Evolutionary methods. Gradient-free optimization of policies via population-based search. Sometimes competitive with policy gradients on gradient-free or noisy-gradient problems. Also revisited in Chapter 12.

10.5 A note on RL for LLM reasoning

We discussed in Chapter 6 the recent paradigm of training LLM reasoning with RL on verifiable rewards (GRPO and friends). The author’s Decomposing Elements of Problem Solving: What “Math” Does RL Teach? argues that this style of RL training is doing something subtle: it is enhancing the model’s execution of reasoning strategies it could already sometimes find, rather than teaching it genuinely new strategies. The empirical signature is a coverage wall on problems requiring novel strategies, and an inferred mechanism that looks like “temperature distillation” — sharpening the probability mass on correct moves rather than expanding the support.

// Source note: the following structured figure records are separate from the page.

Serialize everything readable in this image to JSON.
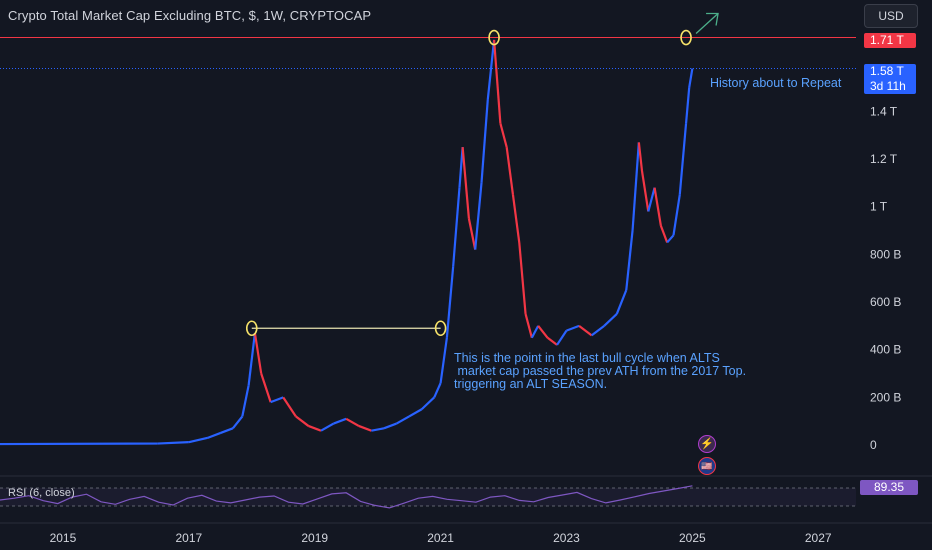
{
  "header": {
    "title": "Crypto Total Market Cap Excluding BTC, $, 1W, CRYPTOCAP",
    "currency": "USD"
  },
  "price_scale": {
    "ath_label": "1.71 T",
    "current_price": "1.58 T",
    "countdown": "3d 11h",
    "ticks": [
      "1.4 T",
      "1.2 T",
      "1 T",
      "800 B",
      "600 B",
      "400 B",
      "200 B",
      "0"
    ]
  },
  "time_axis": {
    "ticks": [
      "2015",
      "2017",
      "2019",
      "2021",
      "2023",
      "2025",
      "2027"
    ]
  },
  "annotations": {
    "history": "History about to Repeat",
    "cycle": "This is the point in the last bull cycle when ALTS\n market cap passed the prev ATH from the 2017 Top.\ntriggering an ALT SEASON."
  },
  "rsi": {
    "label": "RSI (6, close)",
    "value": "89.35"
  },
  "colors": {
    "up": "#2962ff",
    "down": "#f23645",
    "rsi": "#7e57c2",
    "annotation": "#5aa2ff",
    "marker": "#f7e36a",
    "background": "#131722"
  },
  "icons": {
    "flash": "flash-icon",
    "flag": "us-flag-icon",
    "arrow": "arrow-up-right-icon"
  },
  "chart_data": {
    "type": "line",
    "title": "Crypto Total Market Cap Excluding BTC, $, 1W, CRYPTOCAP",
    "xlabel": "",
    "ylabel": "",
    "xlim": [
      2014.0,
      2027.6
    ],
    "ylim": [
      0,
      1.75
    ],
    "y_unit": "T USD",
    "series": [
      {
        "values_x": [
          2014.0,
          2016.5,
          2017.0,
          2017.3,
          2017.5,
          2017.7,
          2017.85,
          2017.95,
          2018.05,
          2018.15,
          2018.3,
          2018.5,
          2018.7,
          2018.9,
          2019.1,
          2019.3,
          2019.5,
          2019.7,
          2019.9,
          2020.1,
          2020.3,
          2020.5,
          2020.7,
          2020.9,
          2021.0,
          2021.1,
          2021.2,
          2021.3,
          2021.35,
          2021.45,
          2021.55,
          2021.65,
          2021.75,
          2021.85,
          2021.95,
          2022.05,
          2022.15,
          2022.25,
          2022.35,
          2022.45,
          2022.55,
          2022.7,
          2022.85,
          2023.0,
          2023.2,
          2023.4,
          2023.6,
          2023.8,
          2023.95,
          2024.05,
          2024.15,
          2024.2,
          2024.3,
          2024.4,
          2024.5,
          2024.6,
          2024.7,
          2024.8,
          2024.9,
          2024.95,
          2025.0
        ],
        "values_y": [
          0.004,
          0.006,
          0.012,
          0.03,
          0.05,
          0.07,
          0.12,
          0.25,
          0.47,
          0.3,
          0.18,
          0.2,
          0.12,
          0.08,
          0.06,
          0.09,
          0.11,
          0.08,
          0.06,
          0.07,
          0.09,
          0.12,
          0.15,
          0.2,
          0.26,
          0.45,
          0.75,
          1.08,
          1.25,
          0.95,
          0.82,
          1.1,
          1.45,
          1.7,
          1.35,
          1.25,
          1.05,
          0.85,
          0.55,
          0.45,
          0.5,
          0.45,
          0.42,
          0.48,
          0.5,
          0.46,
          0.5,
          0.55,
          0.65,
          0.9,
          1.27,
          1.15,
          0.98,
          1.08,
          0.92,
          0.85,
          0.88,
          1.05,
          1.35,
          1.5,
          1.58
        ]
      }
    ],
    "rsi_series": [
      50,
      55,
      62,
      48,
      40,
      58,
      66,
      45,
      38,
      52,
      60,
      44,
      36,
      55,
      63,
      47,
      42,
      50,
      58,
      61,
      44,
      39,
      53,
      67,
      70,
      46,
      35,
      28,
      41,
      55,
      60,
      52,
      48,
      44,
      58,
      62,
      49,
      45,
      57,
      64,
      71,
      54,
      42,
      50,
      59,
      68,
      75,
      82,
      89.35
    ],
    "horizontal_levels": [
      1.71,
      1.58
    ],
    "markers": [
      [
        2018.0,
        0.49
      ],
      [
        2021.0,
        0.49
      ],
      [
        2021.85,
        1.71
      ],
      [
        2024.9,
        1.71
      ]
    ],
    "grid": false,
    "legend": "none"
  }
}
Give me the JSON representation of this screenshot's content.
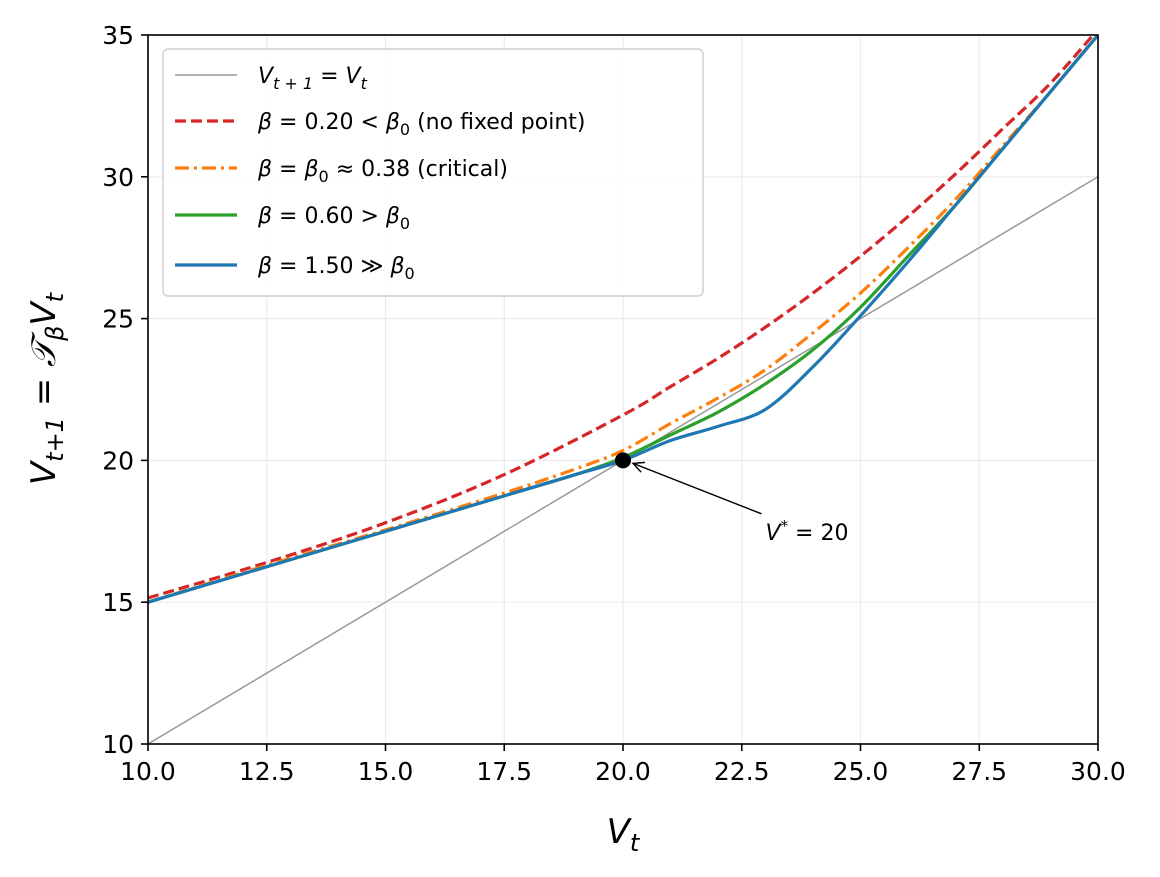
{
  "chart_data": {
    "type": "line",
    "title": "",
    "xlabel": "V_t",
    "ylabel": "V_{t+1} = T_β V_t",
    "xlim": [
      10,
      30
    ],
    "ylim": [
      10,
      35
    ],
    "grid": true,
    "legend_position": "top-left",
    "x_ticks": [
      "10.0",
      "12.5",
      "15.0",
      "17.5",
      "20.0",
      "22.5",
      "25.0",
      "27.5",
      "30.0"
    ],
    "y_ticks": [
      "10",
      "15",
      "20",
      "25",
      "30",
      "35"
    ],
    "series": [
      {
        "name": "V_{t+1} = V_t",
        "color": "#999999",
        "dash": "solid",
        "x": [
          10,
          30
        ],
        "y": [
          10,
          30
        ]
      },
      {
        "name": "β = 0.20 < β₀ (no fixed point)",
        "color": "#d62728",
        "dash": "dashed",
        "x": [
          10,
          12.5,
          15,
          17.5,
          20,
          21,
          22,
          23,
          24,
          25,
          26,
          27,
          28,
          29,
          30
        ],
        "y": [
          15.15,
          16.4,
          17.8,
          19.5,
          21.6,
          22.6,
          23.6,
          24.7,
          25.9,
          27.2,
          28.6,
          30.1,
          31.7,
          33.3,
          35.2
        ]
      },
      {
        "name": "β = β₀ ≈ 0.38 (critical)",
        "color": "#ff7f0e",
        "dash": "dashdot",
        "x": [
          10,
          12.5,
          15,
          17.5,
          19,
          20,
          21,
          22,
          23,
          24,
          25,
          26,
          27,
          28,
          29,
          30
        ],
        "y": [
          15.0,
          16.3,
          17.55,
          18.85,
          19.7,
          20.35,
          21.3,
          22.2,
          23.2,
          24.5,
          25.9,
          27.5,
          29.2,
          31.1,
          33.0,
          35.0
        ]
      },
      {
        "name": "β = 0.60 > β₀",
        "color": "#2ca02c",
        "dash": "solid",
        "x": [
          10,
          12.5,
          15,
          17.5,
          19,
          20,
          21,
          22,
          23,
          24,
          25,
          26,
          27,
          28,
          29,
          30
        ],
        "y": [
          15.0,
          16.25,
          17.5,
          18.75,
          19.5,
          20.1,
          20.9,
          21.7,
          22.7,
          23.9,
          25.4,
          27.2,
          29.0,
          31.0,
          33.0,
          35.0
        ]
      },
      {
        "name": "β = 1.50 ≫ β₀",
        "color": "#1f77b4",
        "dash": "solid",
        "x": [
          10,
          12.5,
          15,
          17.5,
          19,
          20,
          21,
          22,
          23,
          24,
          25,
          26,
          27,
          28,
          29,
          30
        ],
        "y": [
          15.0,
          16.25,
          17.5,
          18.75,
          19.5,
          20.0,
          20.7,
          21.2,
          21.8,
          23.3,
          25.1,
          27.0,
          29.0,
          31.0,
          33.0,
          35.0
        ]
      }
    ],
    "fixed_point": {
      "x": 20,
      "y": 20,
      "label": "V* = 20",
      "label_at": [
        23,
        17.2
      ]
    }
  }
}
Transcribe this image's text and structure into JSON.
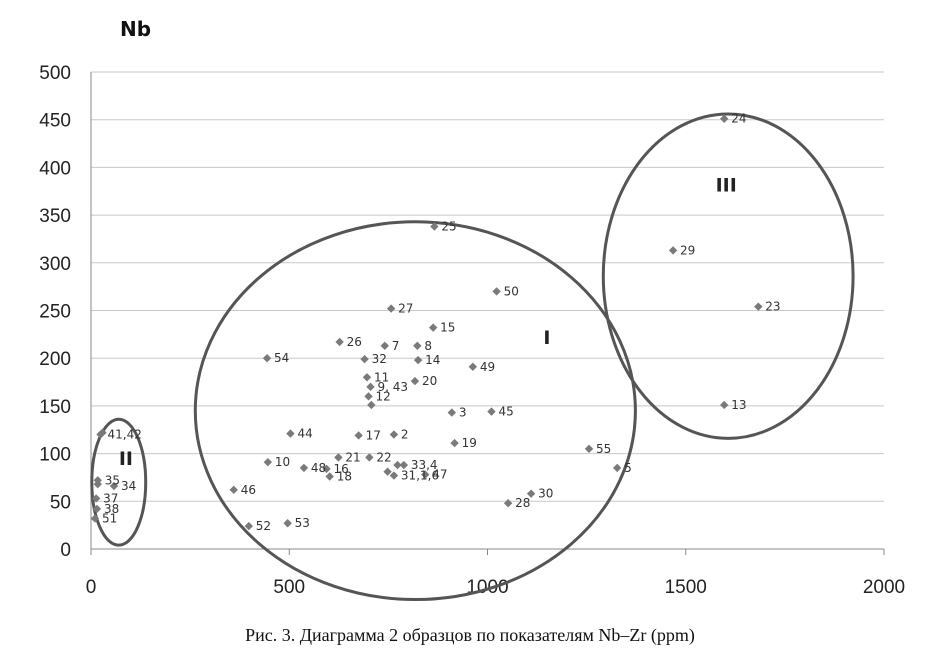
{
  "chart_data": {
    "type": "scatter",
    "title": "Nb",
    "xlabel": "",
    "ylabel": "Nb",
    "xlim": [
      0,
      2000
    ],
    "ylim": [
      0,
      500
    ],
    "xticks": [
      "0",
      "500",
      "1000",
      "1500",
      "2000"
    ],
    "yticks": [
      "0",
      "50",
      "100",
      "150",
      "200",
      "250",
      "300",
      "350",
      "400",
      "450",
      "500"
    ],
    "grid": "horizontal",
    "marker_color": "#7a7a7a",
    "ellipse_color": "#555555",
    "points": [
      {
        "label": "24",
        "x": 1597,
        "y": 451
      },
      {
        "label": "29",
        "x": 1468,
        "y": 313
      },
      {
        "label": "23",
        "x": 1683,
        "y": 254
      },
      {
        "label": "13",
        "x": 1597,
        "y": 151
      },
      {
        "label": "25",
        "x": 866,
        "y": 338
      },
      {
        "label": "50",
        "x": 1023,
        "y": 270
      },
      {
        "label": "27",
        "x": 757,
        "y": 252
      },
      {
        "label": "15",
        "x": 863,
        "y": 232
      },
      {
        "label": "26",
        "x": 627,
        "y": 217
      },
      {
        "label": "7",
        "x": 741,
        "y": 213
      },
      {
        "label": "8",
        "x": 823,
        "y": 213
      },
      {
        "label": "32",
        "x": 690,
        "y": 199
      },
      {
        "label": "14",
        "x": 825,
        "y": 198
      },
      {
        "label": "49",
        "x": 963,
        "y": 191
      },
      {
        "label": "11",
        "x": 696,
        "y": 180
      },
      {
        "label": "20",
        "x": 817,
        "y": 176
      },
      {
        "label": "9, 43",
        "x": 705,
        "y": 170
      },
      {
        "label": "12",
        "x": 700,
        "y": 160
      },
      {
        "label": "",
        "x": 707,
        "y": 151
      },
      {
        "label": "3",
        "x": 910,
        "y": 143
      },
      {
        "label": "45",
        "x": 1010,
        "y": 144
      },
      {
        "label": "54",
        "x": 444,
        "y": 200
      },
      {
        "label": "17",
        "x": 675,
        "y": 119
      },
      {
        "label": "2",
        "x": 764,
        "y": 120
      },
      {
        "label": "19",
        "x": 917,
        "y": 111
      },
      {
        "label": "44",
        "x": 503,
        "y": 121
      },
      {
        "label": "21",
        "x": 624,
        "y": 96
      },
      {
        "label": "22",
        "x": 702,
        "y": 96
      },
      {
        "label": "33,4",
        "x": 789,
        "y": 88
      },
      {
        "label": "",
        "x": 773,
        "y": 88
      },
      {
        "label": "55",
        "x": 1256,
        "y": 105
      },
      {
        "label": "5",
        "x": 1327,
        "y": 85
      },
      {
        "label": "10",
        "x": 446,
        "y": 91
      },
      {
        "label": "16",
        "x": 594,
        "y": 84
      },
      {
        "label": "48",
        "x": 537,
        "y": 85
      },
      {
        "label": "18",
        "x": 602,
        "y": 76
      },
      {
        "label": "",
        "x": 748,
        "y": 81
      },
      {
        "label": "31,1,6",
        "x": 764,
        "y": 77
      },
      {
        "label": "47",
        "x": 843,
        "y": 78
      },
      {
        "label": "46",
        "x": 360,
        "y": 62
      },
      {
        "label": "28",
        "x": 1052,
        "y": 48
      },
      {
        "label": "30",
        "x": 1110,
        "y": 58
      },
      {
        "label": "52",
        "x": 398,
        "y": 24
      },
      {
        "label": "53",
        "x": 496,
        "y": 27
      },
      {
        "label": "41,42",
        "x": 24,
        "y": 120
      },
      {
        "label": "",
        "x": 29,
        "y": 122
      },
      {
        "label": "35",
        "x": 17,
        "y": 72
      },
      {
        "label": "",
        "x": 17,
        "y": 68
      },
      {
        "label": "34",
        "x": 58,
        "y": 66
      },
      {
        "label": "37",
        "x": 13,
        "y": 53
      },
      {
        "label": "38",
        "x": 15,
        "y": 42
      },
      {
        "label": "51",
        "x": 10,
        "y": 32
      }
    ],
    "groups": [
      {
        "name": "I",
        "label_x": 1150,
        "label_y": 215,
        "cx": 818,
        "cy": 145,
        "rx": 555,
        "ry": 198
      },
      {
        "name": "II",
        "label_x": 88,
        "label_y": 88,
        "cx": 70,
        "cy": 70,
        "rx": 68,
        "ry": 66
      },
      {
        "name": "III",
        "label_x": 1602,
        "label_y": 375,
        "cx": 1607,
        "cy": 286,
        "rx": 315,
        "ry": 170
      }
    ]
  },
  "caption": "Рис. 3. Диаграмма 2 образцов по показателям Nb–Zr (ppm)"
}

Mentioning this in the RL chapter (rather than only in the LLM post-training chapter) is intentional. The phenomenon is a clean illustration of what RL with deep networks actually does when applied to reasoning, and it is a useful counterpoint to the more enthusiastic reading of “RL teaches reasoning.”

10.6 Where RL fits in the broader picture

RL is its own world. It overlaps with the LLM machinery (RLHF, reasoning), it overlaps with world models (Chapter 10), and it overlaps with the broader intelligence questions of Chapter 12 — multi-agent, evolutionary, open-endedness. But it is not reducible to any of them, and its hard problems do not have clean solutions yet.

Channel the right level of honesty. Most of RL we are not going to cover — go take an RL class. The phenomena above are the parts of RL that a science-of-DL reader should know exist, should know are unsolved, and should know how to recognize when they show up disguised in other paradigms.